Good news has been at a total premium down Ibrox way. The last 5 or 6 months have been littered with nothing but disaster, betrayal, ignominy, tabloid nonsense and damning uncertainty. The lack of a clear future has been a horrible burden to bear for both the club itself, and its loyal supporters. Never before, on these isles, has a football club’s downfall plight been so highly publicised, and when the infamous newco vote condemned the side to the apparent oblivion of the SFL’s third division, a minority were aghast. The majority looked forward to the romance of that league, and the potential collapse of the SPL, but a small number had grave concerns about financial survival in a league where £70,000 was recently shared among 30 clubs by sponsors Irn Bru.
Forget Clydesdale Bank, this lot sponsor our new league.
The past few days have seen an incredibly understated revelation take place, one which has scraped the news to a minor extent and even less so among supporters, where the truth is the majority should be completely rejoicing. The revelation in question should ensure the survival of the club, something which was anything but guaranteed prior after the vote.
I am of course referring to the TV deal. The primary source of bread and butter income in the club’s former league, funded by Sky. The cash which might not fund a huge amount of signings in itself, but which generates the revenue to enable the day-to-day running of clubs the size of those in the SPL, particularly Rangers and Celtic. The cash which they depend on for their very survival.
With no TV deal currently existing in the third division, and the paltry amounts of cash which currently circulate through the part-time league, surviving in this division requires extremely low-level overheads – small stadium, minimal merchandising and operations on a near-amateur scale. These are levels Rangers cannot reduce to given their current size, such as the self-explanatory 50,000-seater stadium that is Ibrox.

This place does not run on peanuts.

So it was with massive relief that news emerged of talks regarding a TV deal. After the grave concerns that Rangers were in serious risk of going under, broadcasting rights are now being sought by SFL chairmen which will cover the majority of Rangers’ matches – around 25 is the number currently being posited. IMG, the marketing and image rights’ giant, is working on a deal which will see those critical funds arrive through broadcasting rights, an agreement which, currently, will show, presumably, a game a week, with the marquee selling point being Rangers matches.

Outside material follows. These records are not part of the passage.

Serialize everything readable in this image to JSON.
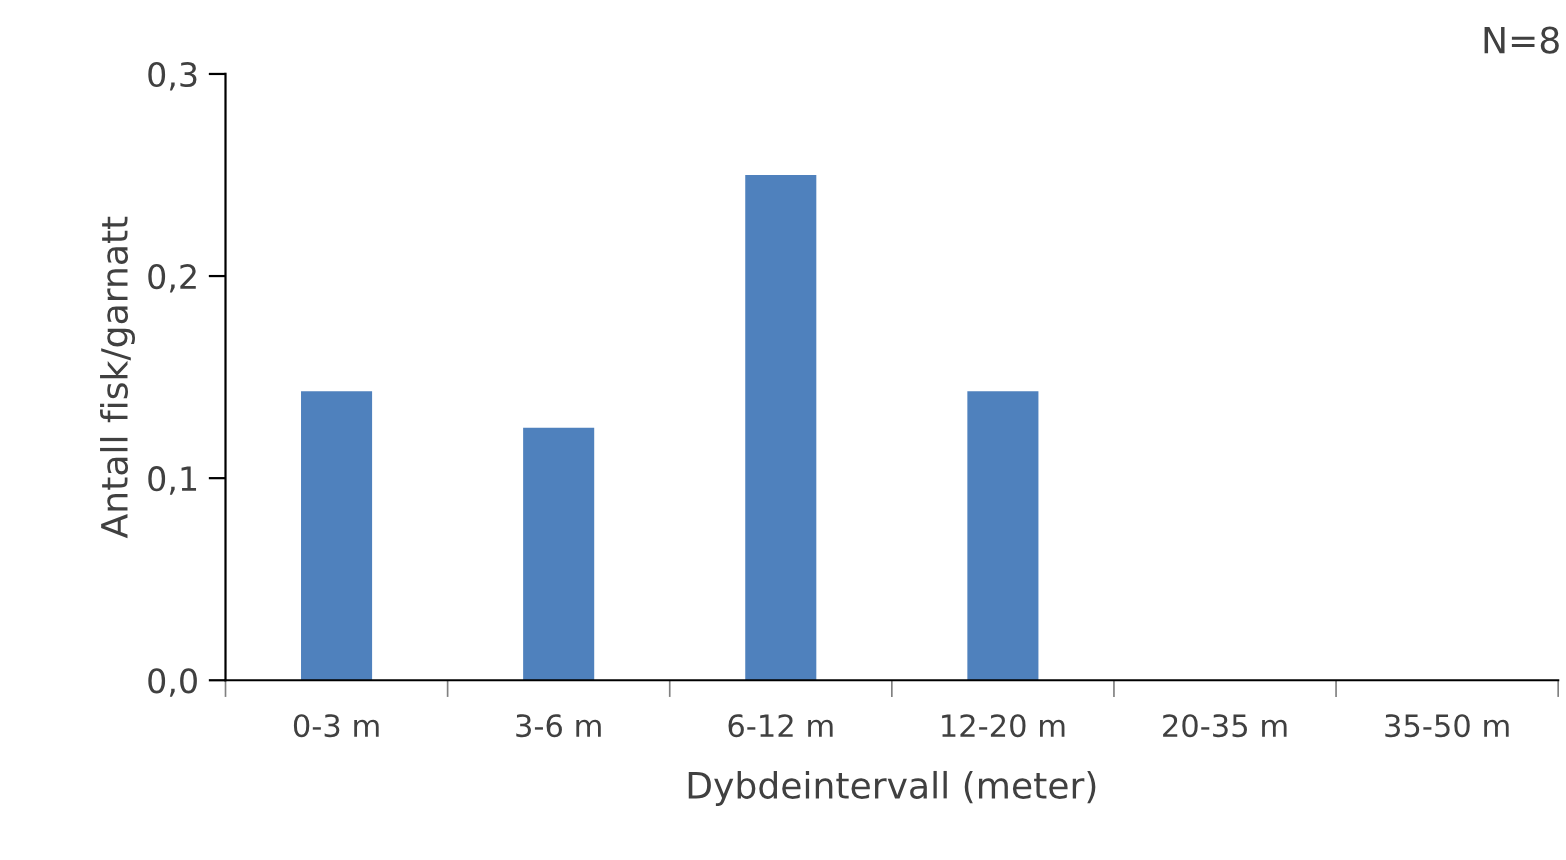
{
  "chart_data": {
    "type": "bar",
    "categories": [
      "0-3 m",
      "3-6 m",
      "6-12 m",
      "12-20 m",
      "20-35 m",
      "35-50 m"
    ],
    "values": [
      0.143,
      0.125,
      0.25,
      0.143,
      0,
      0
    ],
    "color": "#4f81bd",
    "xlabel": "Dybdeintervall (meter)",
    "ylabel": "Antall fisk/garnatt",
    "ylim": [
      0,
      0.3
    ],
    "yticks": [
      {
        "value": 0,
        "label": "0,0"
      },
      {
        "value": 0.1,
        "label": "0,1"
      },
      {
        "value": 0.2,
        "label": "0,2"
      },
      {
        "value": 0.3,
        "label": "0,3"
      }
    ],
    "annotations": [
      "N=8"
    ],
    "grid": false,
    "legend": false
  }
}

Financial figures are as of yet unknown, naturally, given nothing has been agreed, but the sheer fact that Rangers’ finances are almost certainly going to be bailed out thanks to a deal of this nature is a major boost to the club.
The SFL have a real carrot within their negotiating capabilities. The interest Rangers’ plight has generated globally cannot be overstated – indeed, it is not an unrealistic concept to suggest there will be more attention focused on the third division this season than the SPL. This enticing prospect gives IMG and the SFL real bartering power, and could not only enable the merciful survival of Rangers, but would endow the clubs in the SFL with more cash than they could ever have dreamed of.
There is no denying that while the outcome of being in the bottom division is not the ideal solution for Rangers, it is the best thing to ever occur to the SFL. IMG and the SFL have pretty much the lay of the land at their disposal, and have an array of potential broadcasters to choose from. ESPN, BBC, ITV, Premier Sports, Eurosport – any of these could well be covering the bottom flight next season. There is even an ironic possibility a new, separate deal with Sky could be hammered out. One which focuses purely on the lower leagues.

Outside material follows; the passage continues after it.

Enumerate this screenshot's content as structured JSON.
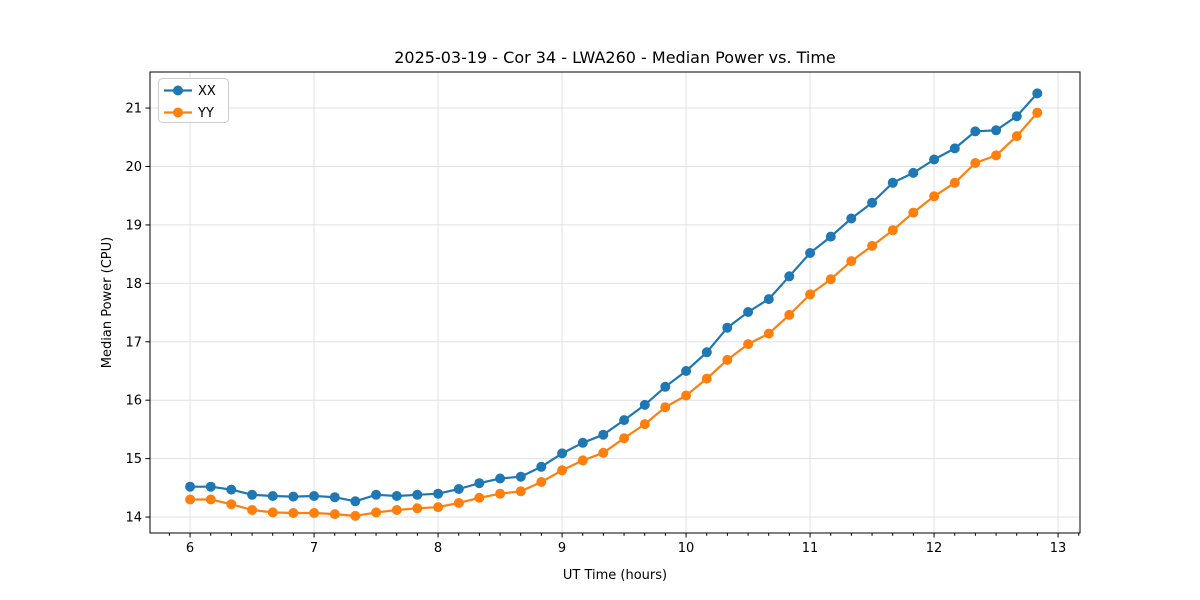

Might still be watching our games on this network next season.

The further irony about all this is poor old Neil Doncaster and his SPL directors have to submit to a massive loss in revenue due to the renegotiation of their Sky/ESPN deal in light of the loss of Rangers. Currently worth £110M, the deal could be massively cut to a third less – rumours of a £40M offer have even been suggested, one described as ‘generous’ by insiders. So while the SFL may end up completely flourishing thanks to Rangers’ entry there, the league they have departed from really will go into financial meltdown.

Of course, this is not forgetting that SFA membership is yet to be agreed, something which is effectively dependent on accepting the illegal transfer embargo and other potential sanctions including stripping league titles. So while the recent news has been cause for celebration, the club is not out the woods yet.
Let us hope the trees soon disappear and we can get back to playing football.